RSNA: Gunderman pushes rads to find the stories behind the images

CHICAGO—During the Nov. 27 annual oration in diagnostic imaging, Richard B. Gunderman, MD, PhD, in a tremendously passionate address, urged his fellow radiologists to learn more about the patient behind the images that they are reading, and also challenged radiologists to share their personal stories as well.

“Our degree of engagement and inspiration in the practice of radiology—as in medicine at large—hinges on our ability to dig deeply and see beyond the superficial aspects of the image,” he stressed.

Providing a humbling example, Gunderman shared a story when he “missed something,” by failing to recognize the person behind a head CT scan of an 89-year-old man who had a history of dementia and had suffered multiple falls.

The man behind the CT image turned out to be Charles B. Huggins, MD, who was awarded the 1966 Nobel Prize in Medicine for discovering that hormones could be used to control the spread of some cancers. He was the first person to demonstrate that cancer could be controlled by chemicals.

His identity unknown, Gunderman diagnosed him with bilateral acute on-chronic subdural hematomas. “I did my job,” he said. “I described those findings, the diameter of the hematomas, the degree of mass effect and mid-line shift. Then, I moved onto the next case.”

Gunderman conveyed this story because “I missed something. I don’t want you to make the same mistake. You and I, in the interest of efficiency and throughput, fail to pause and fail to marvel about what’s before our eyes. And in this case, I failed to shed a tear and failed to say a prayer for the story that lay behind these head CT images.”

When Huggins made his initial discovery, he was quoted as saying that he couldn’t walk home because his heart was pounding too hard. At 89-years-old, he couldn’t walk across the room without falling. “We as radiologists can see patients’ state of health or disease quite clearly, but those images tell us nothing or precious little about their lives,” Gunderman said.

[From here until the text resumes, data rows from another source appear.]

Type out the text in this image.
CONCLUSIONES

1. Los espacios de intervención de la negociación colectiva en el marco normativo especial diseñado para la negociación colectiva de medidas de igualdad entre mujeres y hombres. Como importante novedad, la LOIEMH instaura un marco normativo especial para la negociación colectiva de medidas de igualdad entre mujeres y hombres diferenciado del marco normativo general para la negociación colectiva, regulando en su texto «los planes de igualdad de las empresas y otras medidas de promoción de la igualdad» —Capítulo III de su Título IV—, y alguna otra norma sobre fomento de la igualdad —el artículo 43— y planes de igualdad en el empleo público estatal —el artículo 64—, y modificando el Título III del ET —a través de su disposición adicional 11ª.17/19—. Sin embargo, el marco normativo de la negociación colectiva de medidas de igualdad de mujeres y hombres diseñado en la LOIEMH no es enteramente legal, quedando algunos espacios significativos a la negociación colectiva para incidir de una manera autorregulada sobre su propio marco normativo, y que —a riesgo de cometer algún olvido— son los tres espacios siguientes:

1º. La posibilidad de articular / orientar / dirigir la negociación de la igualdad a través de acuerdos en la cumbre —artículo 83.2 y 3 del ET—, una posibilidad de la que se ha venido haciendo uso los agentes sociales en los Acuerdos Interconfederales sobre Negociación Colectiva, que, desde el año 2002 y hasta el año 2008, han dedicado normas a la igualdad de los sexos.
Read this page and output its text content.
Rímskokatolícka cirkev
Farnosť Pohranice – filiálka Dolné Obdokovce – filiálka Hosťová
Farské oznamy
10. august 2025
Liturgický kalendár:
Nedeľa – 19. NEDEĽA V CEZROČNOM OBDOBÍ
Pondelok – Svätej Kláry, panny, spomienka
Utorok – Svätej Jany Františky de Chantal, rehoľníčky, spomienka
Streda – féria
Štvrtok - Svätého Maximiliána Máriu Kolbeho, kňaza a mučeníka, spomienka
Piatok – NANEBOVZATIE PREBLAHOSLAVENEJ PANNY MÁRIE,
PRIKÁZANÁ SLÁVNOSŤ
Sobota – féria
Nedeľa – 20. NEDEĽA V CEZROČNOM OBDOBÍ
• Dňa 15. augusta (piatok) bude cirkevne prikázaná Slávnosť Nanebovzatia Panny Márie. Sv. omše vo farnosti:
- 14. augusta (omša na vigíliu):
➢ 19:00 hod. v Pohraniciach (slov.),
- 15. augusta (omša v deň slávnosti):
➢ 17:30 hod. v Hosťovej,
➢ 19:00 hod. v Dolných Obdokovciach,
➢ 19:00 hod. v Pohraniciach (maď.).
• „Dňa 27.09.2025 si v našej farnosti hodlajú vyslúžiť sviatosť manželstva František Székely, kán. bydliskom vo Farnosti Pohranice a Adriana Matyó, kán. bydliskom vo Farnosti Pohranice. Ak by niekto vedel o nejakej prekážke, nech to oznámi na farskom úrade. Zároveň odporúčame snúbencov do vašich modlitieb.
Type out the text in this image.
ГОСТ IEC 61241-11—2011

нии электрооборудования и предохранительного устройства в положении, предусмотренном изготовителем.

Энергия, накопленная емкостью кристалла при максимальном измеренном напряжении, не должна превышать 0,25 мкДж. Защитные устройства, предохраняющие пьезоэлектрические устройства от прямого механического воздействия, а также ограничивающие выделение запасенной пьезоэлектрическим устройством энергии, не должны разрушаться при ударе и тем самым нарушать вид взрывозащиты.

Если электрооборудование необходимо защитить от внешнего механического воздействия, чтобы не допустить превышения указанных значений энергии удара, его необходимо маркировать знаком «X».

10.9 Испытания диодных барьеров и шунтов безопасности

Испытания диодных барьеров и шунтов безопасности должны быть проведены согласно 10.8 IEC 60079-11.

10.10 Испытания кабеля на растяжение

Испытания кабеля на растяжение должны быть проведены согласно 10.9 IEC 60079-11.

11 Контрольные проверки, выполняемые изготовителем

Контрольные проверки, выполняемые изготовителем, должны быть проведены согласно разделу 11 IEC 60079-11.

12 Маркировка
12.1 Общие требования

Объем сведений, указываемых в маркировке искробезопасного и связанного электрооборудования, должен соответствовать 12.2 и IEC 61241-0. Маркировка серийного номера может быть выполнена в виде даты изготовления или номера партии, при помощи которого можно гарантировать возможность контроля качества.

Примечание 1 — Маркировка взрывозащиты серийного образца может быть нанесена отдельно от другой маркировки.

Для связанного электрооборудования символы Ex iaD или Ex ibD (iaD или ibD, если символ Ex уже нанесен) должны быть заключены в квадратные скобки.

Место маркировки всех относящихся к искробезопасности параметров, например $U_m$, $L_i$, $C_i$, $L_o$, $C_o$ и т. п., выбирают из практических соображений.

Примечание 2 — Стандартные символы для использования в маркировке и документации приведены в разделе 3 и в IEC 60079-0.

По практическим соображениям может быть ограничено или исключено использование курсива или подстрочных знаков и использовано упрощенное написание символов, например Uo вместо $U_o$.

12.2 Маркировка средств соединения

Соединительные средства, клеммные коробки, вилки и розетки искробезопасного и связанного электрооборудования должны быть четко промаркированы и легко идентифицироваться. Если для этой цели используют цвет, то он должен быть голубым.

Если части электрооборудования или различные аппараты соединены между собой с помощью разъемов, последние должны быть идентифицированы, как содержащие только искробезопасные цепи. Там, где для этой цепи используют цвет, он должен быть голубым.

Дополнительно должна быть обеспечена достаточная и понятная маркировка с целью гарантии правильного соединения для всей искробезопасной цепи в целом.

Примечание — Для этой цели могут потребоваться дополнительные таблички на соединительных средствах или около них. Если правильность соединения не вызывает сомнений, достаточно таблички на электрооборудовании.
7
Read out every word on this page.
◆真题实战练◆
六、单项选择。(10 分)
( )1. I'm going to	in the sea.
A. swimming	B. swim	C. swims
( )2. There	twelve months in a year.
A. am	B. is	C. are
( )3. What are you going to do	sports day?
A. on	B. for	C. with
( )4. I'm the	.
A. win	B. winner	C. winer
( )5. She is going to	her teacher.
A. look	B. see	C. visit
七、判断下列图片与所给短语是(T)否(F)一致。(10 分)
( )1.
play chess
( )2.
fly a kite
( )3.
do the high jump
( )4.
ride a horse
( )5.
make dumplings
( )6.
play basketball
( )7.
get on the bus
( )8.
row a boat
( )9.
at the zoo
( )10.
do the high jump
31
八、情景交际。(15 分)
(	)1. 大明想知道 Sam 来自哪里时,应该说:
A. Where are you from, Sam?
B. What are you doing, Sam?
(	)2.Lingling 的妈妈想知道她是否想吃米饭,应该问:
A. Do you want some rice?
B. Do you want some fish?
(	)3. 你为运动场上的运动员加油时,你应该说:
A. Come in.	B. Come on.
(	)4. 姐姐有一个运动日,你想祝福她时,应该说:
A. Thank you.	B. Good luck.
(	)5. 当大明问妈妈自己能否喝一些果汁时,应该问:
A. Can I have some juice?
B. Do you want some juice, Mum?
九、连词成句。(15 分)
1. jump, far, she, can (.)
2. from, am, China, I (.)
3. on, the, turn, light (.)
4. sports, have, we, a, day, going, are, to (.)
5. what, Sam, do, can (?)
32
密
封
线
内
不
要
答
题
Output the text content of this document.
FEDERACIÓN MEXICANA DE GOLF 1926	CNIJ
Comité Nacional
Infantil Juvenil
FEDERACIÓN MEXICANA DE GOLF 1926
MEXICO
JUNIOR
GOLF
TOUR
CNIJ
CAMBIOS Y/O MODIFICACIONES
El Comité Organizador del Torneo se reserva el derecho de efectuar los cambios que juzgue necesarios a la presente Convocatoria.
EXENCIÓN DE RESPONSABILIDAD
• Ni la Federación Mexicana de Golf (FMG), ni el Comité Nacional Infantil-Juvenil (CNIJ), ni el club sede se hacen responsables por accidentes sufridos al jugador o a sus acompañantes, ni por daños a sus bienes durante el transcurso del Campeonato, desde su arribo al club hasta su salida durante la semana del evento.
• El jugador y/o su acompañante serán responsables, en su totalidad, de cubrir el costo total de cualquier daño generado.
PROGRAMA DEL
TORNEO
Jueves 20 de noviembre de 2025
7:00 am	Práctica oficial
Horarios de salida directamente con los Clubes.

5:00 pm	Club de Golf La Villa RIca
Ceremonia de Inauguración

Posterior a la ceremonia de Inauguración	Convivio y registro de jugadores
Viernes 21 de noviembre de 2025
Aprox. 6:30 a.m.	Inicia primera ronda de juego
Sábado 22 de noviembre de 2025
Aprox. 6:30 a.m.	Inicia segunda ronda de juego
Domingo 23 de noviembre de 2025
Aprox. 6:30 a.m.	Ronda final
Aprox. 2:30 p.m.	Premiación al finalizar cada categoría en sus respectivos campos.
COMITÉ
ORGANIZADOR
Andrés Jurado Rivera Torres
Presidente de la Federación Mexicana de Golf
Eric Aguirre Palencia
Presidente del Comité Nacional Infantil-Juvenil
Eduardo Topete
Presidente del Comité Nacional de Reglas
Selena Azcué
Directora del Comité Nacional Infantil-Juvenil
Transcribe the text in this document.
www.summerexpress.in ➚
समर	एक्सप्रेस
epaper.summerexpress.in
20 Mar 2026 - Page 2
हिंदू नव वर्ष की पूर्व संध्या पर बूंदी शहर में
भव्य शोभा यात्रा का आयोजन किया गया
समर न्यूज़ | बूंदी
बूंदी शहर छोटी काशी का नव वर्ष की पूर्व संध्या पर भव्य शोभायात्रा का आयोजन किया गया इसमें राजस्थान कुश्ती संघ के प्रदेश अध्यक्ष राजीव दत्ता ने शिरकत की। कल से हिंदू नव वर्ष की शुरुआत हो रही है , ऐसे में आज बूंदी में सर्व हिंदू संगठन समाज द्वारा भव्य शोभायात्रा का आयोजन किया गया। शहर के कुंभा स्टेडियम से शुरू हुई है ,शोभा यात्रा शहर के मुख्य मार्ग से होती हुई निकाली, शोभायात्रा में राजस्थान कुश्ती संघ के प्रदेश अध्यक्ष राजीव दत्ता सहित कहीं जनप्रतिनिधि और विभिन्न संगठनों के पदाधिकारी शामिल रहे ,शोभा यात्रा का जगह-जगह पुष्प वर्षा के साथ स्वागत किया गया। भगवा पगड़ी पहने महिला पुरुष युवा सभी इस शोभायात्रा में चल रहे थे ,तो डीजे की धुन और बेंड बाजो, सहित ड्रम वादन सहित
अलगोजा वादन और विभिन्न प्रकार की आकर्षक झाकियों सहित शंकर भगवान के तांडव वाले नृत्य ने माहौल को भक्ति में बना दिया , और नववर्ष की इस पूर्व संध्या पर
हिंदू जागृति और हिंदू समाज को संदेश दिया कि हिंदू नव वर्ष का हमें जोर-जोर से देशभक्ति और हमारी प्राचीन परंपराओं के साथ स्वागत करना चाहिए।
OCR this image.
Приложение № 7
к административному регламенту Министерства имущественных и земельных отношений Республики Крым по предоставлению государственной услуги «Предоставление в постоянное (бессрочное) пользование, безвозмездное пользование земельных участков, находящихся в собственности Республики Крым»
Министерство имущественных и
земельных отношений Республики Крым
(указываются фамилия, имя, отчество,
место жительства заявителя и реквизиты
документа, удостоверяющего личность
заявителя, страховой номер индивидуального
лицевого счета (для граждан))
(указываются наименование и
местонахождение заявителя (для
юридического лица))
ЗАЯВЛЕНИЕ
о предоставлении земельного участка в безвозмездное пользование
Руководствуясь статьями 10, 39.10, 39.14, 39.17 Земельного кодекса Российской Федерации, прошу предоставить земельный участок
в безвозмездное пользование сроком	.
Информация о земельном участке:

“At meetings, like the RSNA, we spend a lot of time thinking about equipment, bemoaning cuts in our budgets, worried about what’s going to happen to the compensation of radiologists and nervous about job security,” Gunderman said. “We may be measuring our success in terms of publications or awards we received. We are in danger of spending too much time counting our money and not enough time on what really makes us tick.”

While acknowledging that these metrics contain some importance, he noted that “if these are the signposts by which we navigate our careers and our lives, then we will soon find ourselves on the path to perdition."

"Radiology, like all the human endeavors, makes it possible to get the technical aspects correct—we can be extraordinarily precise and utterly inaccurate,” he added. “To understand the image, it is insufficient to see only the image. There is no radiology without a radiologist. We need to focus more time and attention on the human excellence of radiologists.”

Again, he acknowledged that the technical parameters of job performance for radiologists are important, but “the human being behind the performance makes it all happen.”

He went to say that the character of the radiologist accounts for a great deal of his or her success in practice and life. If these personal aspects are neglected, then the field of radiology will suffer in turn, according to Gunderman, who added that if radiologists only focus on throughput, it’s a recipe for alienation and burnout. Both syndromes are all too common among radiologists.  

“We are not just technicians or revenue generators; we are in fact physicians and human beings who entered a venerable human calling,” he said. “Stories are everything—the context in which we work and live is everything. There is no great practice of radiology devoid of context. We need to re-contextualize what radiologists do and who radiologists are.”

He asked the audience: What is the nature of the story that you tell your colleagues, your patients and yourself about being a radiologist? “The story we tell ourselves about our future has the ability to shape our future,” Gunderman concluded. “When was the last time you told a really great story about being a radiologist? We can be only as good as the stories we tell.”